In 2021, Skyward announced a partnership with drone manufacturer Parrot to provide 4G LTE connectivity for its ANAFI Ai. The Ai is the first ever drone that operates on 4G, and it seems like a promising enterprise solution, in part because of its 4G-enabled ability to provide “faster time to insight, redundant command and control.”

parrot-anafi-ai-verizon
Credit: Verizon

We’re listing all of these milestones by way of explaining why the news that Skyward is closing has been such a shock to many in the drone industry.

All of these accomplishments, and the general prominence of Skyward in the industry, have made it a reliable leader—a company you look to when wondering what will come next for commercial drones.

Even competitors have expressed surprise and disappointment about hearing that Skyward plans to close.

Regarding the closure, Joshua Ziering, the Founder and CTO of LAANC service provider Aloft.ai (formerly Kittyhawk), wrote on LinkedIn:

I was extremely disheartened to read about Skyward, a Verizon company, winding down operations yesterday.

Here’s why:“But Josh!!” I can hear you exclaiming, “They’re your sworn enemy in the drone industry. How can you be sad?”

The drone industry needs competition and from that competition, comes innovation. It’s been a challenging year for the drone industry as we’ve seen once-dominant Airmap get acquired by a drone services startup and now Verizon has decided to focus on terrestrial robots.

Skyward users have also taken to the internet to express their feelings about the closure. Some have expressed disappointment over making investments to incorporate Skyward’s software into their drone programs over long periods of time, and the fact that they must now look to new options.

What Does This Mean for LAANC and for the Parrot ANAFI Ai?

Another consideration of the Skyward closure is that it may not be a good sign for LAANC service providers.

Last year, AirMap quietly stopped offering LAANC services—the news came out after people noticed it was no longer on the FAA’s list of LAANC providers. (AirMap has since been acquired by DroneUp, and the company has been added back to the list.)

skyward-laanc
Credit: Skyward

One implication of Skyward’s closure and AirMap’s temporary outage is that offering LAANC services may cost more than can be brought in through other revenue streams.

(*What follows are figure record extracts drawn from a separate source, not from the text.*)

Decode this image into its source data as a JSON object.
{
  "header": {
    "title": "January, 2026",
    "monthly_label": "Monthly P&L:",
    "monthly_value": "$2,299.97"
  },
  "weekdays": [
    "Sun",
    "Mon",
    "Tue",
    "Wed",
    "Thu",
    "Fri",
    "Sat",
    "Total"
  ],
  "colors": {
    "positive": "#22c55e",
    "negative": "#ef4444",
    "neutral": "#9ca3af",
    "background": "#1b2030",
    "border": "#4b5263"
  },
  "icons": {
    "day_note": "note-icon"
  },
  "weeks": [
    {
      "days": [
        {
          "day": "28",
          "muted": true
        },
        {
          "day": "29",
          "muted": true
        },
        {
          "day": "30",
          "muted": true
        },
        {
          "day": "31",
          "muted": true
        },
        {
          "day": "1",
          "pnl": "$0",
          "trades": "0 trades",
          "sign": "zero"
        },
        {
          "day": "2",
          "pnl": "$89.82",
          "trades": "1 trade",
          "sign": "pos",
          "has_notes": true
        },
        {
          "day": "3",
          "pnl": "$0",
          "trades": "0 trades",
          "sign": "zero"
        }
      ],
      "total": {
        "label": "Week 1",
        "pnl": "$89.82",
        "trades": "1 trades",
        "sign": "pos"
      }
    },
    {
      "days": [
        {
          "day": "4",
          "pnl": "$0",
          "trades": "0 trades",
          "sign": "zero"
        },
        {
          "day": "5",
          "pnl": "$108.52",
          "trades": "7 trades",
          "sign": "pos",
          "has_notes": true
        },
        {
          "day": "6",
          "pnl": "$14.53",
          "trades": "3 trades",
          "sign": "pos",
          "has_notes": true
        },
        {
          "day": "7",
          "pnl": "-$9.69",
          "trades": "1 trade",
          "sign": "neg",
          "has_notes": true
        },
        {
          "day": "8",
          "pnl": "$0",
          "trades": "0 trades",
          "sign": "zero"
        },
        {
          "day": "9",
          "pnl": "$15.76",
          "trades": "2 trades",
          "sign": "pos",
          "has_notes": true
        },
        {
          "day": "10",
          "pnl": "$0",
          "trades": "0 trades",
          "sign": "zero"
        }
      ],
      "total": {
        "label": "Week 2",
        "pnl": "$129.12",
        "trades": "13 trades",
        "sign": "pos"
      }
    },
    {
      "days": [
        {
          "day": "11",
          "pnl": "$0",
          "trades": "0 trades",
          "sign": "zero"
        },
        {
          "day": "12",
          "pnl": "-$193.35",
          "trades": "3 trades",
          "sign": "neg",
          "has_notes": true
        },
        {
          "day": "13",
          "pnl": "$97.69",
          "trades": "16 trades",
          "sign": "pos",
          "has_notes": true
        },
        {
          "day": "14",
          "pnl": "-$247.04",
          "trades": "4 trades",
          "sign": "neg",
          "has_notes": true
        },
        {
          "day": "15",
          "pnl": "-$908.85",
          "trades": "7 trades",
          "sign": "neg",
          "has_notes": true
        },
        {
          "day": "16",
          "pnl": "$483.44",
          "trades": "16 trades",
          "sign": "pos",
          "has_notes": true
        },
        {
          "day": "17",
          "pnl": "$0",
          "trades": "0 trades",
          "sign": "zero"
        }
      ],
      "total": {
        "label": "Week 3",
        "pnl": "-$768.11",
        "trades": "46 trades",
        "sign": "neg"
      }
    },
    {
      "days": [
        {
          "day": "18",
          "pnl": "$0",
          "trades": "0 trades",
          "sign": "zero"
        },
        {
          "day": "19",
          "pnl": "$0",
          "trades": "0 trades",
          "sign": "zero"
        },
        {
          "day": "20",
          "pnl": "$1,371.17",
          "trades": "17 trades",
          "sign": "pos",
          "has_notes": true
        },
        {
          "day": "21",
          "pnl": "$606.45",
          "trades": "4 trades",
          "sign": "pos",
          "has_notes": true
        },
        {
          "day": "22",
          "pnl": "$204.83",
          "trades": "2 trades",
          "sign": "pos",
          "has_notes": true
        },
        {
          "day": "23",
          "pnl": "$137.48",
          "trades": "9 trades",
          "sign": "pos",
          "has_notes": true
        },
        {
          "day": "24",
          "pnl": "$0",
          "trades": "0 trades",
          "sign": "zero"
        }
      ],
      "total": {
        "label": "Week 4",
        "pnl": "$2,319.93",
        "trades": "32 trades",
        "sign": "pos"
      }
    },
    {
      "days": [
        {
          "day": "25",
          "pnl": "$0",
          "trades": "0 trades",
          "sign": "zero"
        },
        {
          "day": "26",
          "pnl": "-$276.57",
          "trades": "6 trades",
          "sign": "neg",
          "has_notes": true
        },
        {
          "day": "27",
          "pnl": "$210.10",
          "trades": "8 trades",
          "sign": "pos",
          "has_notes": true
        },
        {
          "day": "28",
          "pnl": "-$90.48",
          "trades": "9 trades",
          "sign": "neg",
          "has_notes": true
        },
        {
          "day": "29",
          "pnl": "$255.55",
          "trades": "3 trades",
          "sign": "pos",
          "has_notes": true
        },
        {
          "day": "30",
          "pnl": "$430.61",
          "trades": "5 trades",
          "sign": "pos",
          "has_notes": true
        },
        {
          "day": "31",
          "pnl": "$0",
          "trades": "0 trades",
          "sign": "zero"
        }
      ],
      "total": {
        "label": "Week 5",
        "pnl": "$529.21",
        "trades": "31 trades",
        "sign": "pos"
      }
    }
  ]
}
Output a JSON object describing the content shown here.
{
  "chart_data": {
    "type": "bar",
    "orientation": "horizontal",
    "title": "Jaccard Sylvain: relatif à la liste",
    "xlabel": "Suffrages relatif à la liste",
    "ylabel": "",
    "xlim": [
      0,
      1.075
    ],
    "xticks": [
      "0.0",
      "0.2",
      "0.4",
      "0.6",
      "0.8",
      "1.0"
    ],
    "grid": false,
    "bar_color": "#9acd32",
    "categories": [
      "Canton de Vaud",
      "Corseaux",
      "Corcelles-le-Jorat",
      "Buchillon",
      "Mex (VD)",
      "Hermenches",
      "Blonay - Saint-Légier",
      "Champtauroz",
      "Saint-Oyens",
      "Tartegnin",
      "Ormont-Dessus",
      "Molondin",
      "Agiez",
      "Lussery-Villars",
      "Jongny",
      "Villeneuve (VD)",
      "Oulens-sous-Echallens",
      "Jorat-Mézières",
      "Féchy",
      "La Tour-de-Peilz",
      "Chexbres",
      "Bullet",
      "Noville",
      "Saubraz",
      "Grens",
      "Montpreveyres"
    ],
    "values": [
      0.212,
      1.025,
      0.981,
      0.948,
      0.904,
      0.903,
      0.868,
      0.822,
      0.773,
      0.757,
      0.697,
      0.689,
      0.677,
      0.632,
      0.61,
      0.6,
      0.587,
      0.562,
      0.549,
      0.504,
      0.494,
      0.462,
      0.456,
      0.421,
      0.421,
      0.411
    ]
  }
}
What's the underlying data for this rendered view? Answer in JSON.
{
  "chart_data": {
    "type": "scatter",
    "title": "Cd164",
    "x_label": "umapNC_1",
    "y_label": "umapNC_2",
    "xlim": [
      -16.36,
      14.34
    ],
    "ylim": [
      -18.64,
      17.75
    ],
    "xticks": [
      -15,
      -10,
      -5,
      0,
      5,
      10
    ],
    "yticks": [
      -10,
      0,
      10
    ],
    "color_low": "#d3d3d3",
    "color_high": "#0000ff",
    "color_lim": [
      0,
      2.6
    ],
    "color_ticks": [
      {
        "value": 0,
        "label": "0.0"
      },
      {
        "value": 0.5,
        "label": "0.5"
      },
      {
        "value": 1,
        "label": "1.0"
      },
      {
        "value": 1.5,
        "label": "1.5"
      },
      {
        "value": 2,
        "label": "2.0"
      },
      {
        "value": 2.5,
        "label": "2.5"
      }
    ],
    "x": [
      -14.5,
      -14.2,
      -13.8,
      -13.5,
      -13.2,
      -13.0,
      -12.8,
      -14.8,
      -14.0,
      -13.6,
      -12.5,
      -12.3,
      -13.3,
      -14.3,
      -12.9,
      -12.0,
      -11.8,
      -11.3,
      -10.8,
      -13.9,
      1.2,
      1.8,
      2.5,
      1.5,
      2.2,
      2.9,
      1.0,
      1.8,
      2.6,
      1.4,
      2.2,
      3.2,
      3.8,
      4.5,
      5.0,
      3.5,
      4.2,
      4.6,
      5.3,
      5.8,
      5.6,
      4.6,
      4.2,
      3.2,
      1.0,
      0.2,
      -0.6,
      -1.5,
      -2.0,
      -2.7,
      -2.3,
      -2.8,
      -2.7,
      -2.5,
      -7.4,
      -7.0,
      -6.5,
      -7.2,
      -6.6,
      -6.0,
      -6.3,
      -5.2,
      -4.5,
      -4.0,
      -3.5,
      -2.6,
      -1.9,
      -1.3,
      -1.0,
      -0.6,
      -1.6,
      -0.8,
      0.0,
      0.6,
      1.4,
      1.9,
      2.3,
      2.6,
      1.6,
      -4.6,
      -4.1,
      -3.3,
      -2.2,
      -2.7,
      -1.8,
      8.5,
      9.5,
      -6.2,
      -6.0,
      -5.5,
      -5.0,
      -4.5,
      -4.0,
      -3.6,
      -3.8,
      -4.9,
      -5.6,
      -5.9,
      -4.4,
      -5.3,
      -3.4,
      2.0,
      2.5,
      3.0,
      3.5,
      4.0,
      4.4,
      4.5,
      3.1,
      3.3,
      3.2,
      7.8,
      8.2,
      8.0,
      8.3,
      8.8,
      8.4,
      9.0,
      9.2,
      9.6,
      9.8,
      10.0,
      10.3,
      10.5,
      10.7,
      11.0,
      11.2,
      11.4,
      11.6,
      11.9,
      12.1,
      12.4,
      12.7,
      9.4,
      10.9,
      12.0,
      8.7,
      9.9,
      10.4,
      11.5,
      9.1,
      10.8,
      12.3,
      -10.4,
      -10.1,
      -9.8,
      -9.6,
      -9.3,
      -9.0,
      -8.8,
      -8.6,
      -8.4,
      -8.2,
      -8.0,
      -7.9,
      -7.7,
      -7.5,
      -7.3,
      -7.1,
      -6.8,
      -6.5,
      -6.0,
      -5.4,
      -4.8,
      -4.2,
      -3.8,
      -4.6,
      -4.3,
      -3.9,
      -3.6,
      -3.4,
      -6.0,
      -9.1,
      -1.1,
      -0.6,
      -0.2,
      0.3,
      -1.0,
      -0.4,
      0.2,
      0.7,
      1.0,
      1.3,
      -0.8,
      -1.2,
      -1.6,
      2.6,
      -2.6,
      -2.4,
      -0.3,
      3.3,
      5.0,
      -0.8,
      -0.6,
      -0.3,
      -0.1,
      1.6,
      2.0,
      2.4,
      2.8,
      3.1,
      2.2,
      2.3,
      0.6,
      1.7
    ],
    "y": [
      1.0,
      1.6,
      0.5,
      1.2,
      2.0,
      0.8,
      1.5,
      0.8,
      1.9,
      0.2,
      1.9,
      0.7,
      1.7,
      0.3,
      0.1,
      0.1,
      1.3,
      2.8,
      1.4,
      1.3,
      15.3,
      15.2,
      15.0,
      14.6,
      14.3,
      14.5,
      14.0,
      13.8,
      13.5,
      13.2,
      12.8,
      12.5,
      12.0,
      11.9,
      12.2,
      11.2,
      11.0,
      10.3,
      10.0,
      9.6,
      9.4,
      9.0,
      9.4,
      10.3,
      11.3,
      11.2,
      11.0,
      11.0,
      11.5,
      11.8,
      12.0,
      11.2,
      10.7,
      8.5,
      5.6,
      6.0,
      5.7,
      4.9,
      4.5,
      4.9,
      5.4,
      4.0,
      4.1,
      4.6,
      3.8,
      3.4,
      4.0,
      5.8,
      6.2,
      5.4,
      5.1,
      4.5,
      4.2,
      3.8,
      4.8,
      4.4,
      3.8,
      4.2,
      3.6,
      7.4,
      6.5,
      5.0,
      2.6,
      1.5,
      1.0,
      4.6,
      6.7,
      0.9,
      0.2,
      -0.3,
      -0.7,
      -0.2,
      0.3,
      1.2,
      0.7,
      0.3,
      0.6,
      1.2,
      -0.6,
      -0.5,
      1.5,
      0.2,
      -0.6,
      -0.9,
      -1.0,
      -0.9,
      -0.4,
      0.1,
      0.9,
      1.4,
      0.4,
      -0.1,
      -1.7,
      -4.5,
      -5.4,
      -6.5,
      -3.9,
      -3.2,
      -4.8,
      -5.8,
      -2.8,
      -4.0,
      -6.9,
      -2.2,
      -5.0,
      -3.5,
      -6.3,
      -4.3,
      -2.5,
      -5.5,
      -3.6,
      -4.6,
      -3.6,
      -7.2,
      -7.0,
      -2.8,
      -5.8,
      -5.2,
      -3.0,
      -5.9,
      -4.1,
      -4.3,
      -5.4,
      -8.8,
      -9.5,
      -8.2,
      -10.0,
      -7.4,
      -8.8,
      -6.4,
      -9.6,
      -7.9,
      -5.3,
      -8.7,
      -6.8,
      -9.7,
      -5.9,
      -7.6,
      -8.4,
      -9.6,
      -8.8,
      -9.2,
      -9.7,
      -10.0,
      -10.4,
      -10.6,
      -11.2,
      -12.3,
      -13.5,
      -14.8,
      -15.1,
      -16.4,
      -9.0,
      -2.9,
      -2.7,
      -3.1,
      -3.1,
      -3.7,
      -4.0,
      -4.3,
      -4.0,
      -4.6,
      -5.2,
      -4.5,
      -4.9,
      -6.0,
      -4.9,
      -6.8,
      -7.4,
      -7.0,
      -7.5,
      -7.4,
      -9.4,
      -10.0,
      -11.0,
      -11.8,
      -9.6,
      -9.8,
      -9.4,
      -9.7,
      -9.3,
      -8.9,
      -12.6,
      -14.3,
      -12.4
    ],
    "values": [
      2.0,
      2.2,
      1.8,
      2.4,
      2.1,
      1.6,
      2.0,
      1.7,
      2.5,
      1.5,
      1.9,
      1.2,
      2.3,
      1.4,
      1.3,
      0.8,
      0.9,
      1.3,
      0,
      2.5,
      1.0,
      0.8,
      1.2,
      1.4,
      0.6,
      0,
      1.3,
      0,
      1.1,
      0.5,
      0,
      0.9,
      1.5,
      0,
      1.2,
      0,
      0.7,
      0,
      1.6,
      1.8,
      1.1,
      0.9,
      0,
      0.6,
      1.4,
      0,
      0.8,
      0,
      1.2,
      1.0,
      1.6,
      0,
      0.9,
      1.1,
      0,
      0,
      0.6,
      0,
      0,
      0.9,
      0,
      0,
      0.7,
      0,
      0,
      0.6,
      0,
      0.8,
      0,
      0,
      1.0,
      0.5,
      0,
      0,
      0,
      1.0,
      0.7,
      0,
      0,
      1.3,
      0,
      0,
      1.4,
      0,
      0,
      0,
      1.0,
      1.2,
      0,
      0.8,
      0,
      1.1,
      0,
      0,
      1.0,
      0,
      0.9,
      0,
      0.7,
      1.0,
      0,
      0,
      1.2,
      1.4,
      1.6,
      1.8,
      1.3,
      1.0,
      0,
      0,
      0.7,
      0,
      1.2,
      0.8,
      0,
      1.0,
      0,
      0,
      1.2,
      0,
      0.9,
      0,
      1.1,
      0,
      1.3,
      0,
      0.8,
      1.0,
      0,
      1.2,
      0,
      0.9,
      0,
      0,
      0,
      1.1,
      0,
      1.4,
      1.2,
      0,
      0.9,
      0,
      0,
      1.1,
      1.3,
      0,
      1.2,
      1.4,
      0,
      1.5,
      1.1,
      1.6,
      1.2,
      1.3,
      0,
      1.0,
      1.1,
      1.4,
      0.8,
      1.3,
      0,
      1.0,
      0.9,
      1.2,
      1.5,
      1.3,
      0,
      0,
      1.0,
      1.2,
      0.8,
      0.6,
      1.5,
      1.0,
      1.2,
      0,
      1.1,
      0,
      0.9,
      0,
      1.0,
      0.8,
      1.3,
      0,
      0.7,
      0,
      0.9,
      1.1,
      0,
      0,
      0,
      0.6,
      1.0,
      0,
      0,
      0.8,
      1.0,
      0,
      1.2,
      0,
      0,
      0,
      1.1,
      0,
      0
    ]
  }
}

When LAANC was first rolled out, some drone pilots expressed concern that the FAA would eventually allow private companies to charge a fee to use a service that should be free. While this fear has proved unfounded—all LAANC services are still free, and it appears they will remain so—the other side of that coin is that it could eventually prove unsustainable for companies to offer these services.

If you’ve watched the show Silicon Valley, you know that many startups operate on the philosophy that acquiring users is all you need to think about. Worrying about revenue can come later. But LAANC services may end up being one instance where that mode of thinking just doesn’t pan out.

Of course, this is all speculative. There are still over a dozen active LAANC service providers, and the FAA is actively recruiting more companies to offer the service. Only time will tell whether these services can be offered for free through private companies.

Another open question with the closing of Skyward is what will happen to the ANAFI Ai’s 4G connectivity, which was supposed to be offered for free from Verizon with the purchase of the drone.

Verizon has yet to issue a statement regarding the Ai and whether Skyward’s closure will have any impact on Verizon’s partnership with Parrot, so that is another question we’ll have to wait to have answered.